Much of our work in this strand is focused on long-term neurological conditions. These are progressive disorders which affect approximately 10 million people in the UK. In early stages of disease treatments seek to reverse the disease process, and for many conditions people can live well and with a normal life expectancy. But unfortunately for many the disease becomes progressive. In these instances and in late stage disease people often experience profound symptoms, deterioration in their quality of life and emotional, social and spiritual concerns. There is often a need for lifelong support from health and social care services. Caregivers often bear the brunt of providing support.

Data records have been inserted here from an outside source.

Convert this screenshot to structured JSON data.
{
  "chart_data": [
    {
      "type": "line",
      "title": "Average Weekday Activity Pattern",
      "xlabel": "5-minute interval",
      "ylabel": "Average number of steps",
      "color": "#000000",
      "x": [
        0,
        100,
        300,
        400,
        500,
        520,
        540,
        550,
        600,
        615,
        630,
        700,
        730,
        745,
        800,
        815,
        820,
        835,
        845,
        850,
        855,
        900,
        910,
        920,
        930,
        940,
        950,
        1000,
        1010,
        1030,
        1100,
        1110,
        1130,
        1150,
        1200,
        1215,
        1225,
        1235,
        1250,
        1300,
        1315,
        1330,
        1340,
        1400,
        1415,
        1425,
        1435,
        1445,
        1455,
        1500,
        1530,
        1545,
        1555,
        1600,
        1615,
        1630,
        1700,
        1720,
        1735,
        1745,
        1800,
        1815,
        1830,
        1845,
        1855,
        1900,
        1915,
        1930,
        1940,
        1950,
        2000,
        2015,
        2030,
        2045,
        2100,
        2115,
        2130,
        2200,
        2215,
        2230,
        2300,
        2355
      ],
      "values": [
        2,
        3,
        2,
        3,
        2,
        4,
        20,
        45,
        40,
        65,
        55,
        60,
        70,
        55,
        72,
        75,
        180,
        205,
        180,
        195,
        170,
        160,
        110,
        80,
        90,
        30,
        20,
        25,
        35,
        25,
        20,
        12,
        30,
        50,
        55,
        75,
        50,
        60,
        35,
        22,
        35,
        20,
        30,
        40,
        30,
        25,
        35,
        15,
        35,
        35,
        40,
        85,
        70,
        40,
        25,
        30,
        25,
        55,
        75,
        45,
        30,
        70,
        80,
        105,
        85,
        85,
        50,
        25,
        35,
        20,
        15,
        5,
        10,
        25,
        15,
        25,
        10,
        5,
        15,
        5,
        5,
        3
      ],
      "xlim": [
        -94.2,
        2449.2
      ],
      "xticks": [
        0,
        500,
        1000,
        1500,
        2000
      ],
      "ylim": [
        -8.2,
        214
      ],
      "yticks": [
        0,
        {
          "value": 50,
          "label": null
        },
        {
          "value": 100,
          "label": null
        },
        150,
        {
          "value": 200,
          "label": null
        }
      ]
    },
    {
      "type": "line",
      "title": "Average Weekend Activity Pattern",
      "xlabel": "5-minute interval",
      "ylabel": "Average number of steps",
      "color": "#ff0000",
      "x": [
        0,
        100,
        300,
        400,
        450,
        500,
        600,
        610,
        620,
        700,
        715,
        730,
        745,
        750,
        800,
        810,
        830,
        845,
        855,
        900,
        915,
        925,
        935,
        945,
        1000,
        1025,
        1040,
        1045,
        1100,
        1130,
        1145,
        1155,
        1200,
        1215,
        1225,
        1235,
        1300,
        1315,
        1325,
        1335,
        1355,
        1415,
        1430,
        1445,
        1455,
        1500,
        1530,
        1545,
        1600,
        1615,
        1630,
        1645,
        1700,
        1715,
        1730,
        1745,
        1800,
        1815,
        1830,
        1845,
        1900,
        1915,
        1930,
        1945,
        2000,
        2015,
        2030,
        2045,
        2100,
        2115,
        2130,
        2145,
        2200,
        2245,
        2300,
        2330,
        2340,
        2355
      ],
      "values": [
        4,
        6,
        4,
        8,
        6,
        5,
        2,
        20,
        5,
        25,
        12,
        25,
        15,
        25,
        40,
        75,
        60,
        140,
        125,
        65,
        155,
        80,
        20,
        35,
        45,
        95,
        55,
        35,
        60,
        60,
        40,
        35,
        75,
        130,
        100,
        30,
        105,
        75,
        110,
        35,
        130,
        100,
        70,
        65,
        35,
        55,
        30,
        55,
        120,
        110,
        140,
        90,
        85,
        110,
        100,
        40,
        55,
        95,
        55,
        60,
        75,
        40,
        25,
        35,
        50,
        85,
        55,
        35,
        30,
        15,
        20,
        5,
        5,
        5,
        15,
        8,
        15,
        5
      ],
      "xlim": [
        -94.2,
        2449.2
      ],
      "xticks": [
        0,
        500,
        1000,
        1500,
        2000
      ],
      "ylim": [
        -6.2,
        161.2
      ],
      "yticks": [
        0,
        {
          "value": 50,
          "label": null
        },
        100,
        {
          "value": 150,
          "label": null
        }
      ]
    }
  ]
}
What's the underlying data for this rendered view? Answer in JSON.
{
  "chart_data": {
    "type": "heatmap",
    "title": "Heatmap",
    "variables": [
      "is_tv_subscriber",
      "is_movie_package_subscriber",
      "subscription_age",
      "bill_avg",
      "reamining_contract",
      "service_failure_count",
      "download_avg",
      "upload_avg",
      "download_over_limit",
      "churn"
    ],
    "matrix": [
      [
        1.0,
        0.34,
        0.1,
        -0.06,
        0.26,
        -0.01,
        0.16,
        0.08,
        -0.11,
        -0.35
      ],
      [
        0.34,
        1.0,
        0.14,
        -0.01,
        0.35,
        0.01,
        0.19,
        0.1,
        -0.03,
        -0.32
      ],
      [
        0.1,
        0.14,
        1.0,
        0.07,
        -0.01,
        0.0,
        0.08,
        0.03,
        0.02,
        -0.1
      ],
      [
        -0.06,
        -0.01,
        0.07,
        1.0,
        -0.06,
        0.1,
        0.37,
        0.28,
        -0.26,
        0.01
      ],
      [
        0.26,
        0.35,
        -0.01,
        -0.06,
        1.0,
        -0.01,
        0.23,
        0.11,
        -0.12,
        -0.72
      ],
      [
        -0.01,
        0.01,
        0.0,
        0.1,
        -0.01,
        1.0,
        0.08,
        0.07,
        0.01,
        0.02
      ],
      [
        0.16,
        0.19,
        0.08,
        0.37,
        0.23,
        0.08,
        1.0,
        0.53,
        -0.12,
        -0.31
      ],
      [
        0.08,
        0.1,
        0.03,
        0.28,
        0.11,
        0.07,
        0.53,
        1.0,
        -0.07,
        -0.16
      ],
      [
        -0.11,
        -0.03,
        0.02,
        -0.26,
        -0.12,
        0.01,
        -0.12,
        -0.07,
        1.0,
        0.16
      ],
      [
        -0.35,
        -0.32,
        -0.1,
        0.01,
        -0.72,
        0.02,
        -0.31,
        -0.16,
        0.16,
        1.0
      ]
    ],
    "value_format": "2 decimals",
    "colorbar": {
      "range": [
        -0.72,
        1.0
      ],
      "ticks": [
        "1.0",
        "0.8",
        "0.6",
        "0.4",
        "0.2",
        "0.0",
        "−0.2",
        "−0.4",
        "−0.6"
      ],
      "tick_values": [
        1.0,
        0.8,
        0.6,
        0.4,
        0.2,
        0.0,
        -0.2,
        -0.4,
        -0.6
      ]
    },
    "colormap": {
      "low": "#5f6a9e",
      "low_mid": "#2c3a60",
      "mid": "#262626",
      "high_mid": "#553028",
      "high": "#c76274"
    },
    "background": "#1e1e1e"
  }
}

For this reason we have developed a joint programme of work, bringing together neurological, rehabilitation and palliative care to tackle the many problems experienced by people with long-term neurological conditions. In this programme of work we have studied the symptoms and problems experienced by people with neurological conditions. These have been studied specifically over time. For example, a longitudinal study of symptoms and quality of life in late-stage Parkinson’s syndromes (Higginson et al, PloS One 2012; 7(11): e46327). In addition we have been developing and trialling new models of care to better meet the needs of people with neurological conditions- see for example our trial of short-term palliative care for people with multiple sclerosis. After this Phase II trial of short-term care in multiple sclerosis we are now planning a multicentre Phase III trial which will test a new model of short-term integrated palliative care, for people with Parkinson’s disease, multiple-sclerosis and motor neurone disease.
Linked to our programme of work on better meeting preferences of choice and home care we have studied place of death and its relationship to underlying cause of death in Parkinson’s disease, motor neurone disease and multiple sclerosis (Sleeman et al, Palliative Medicine 2013 June 4th).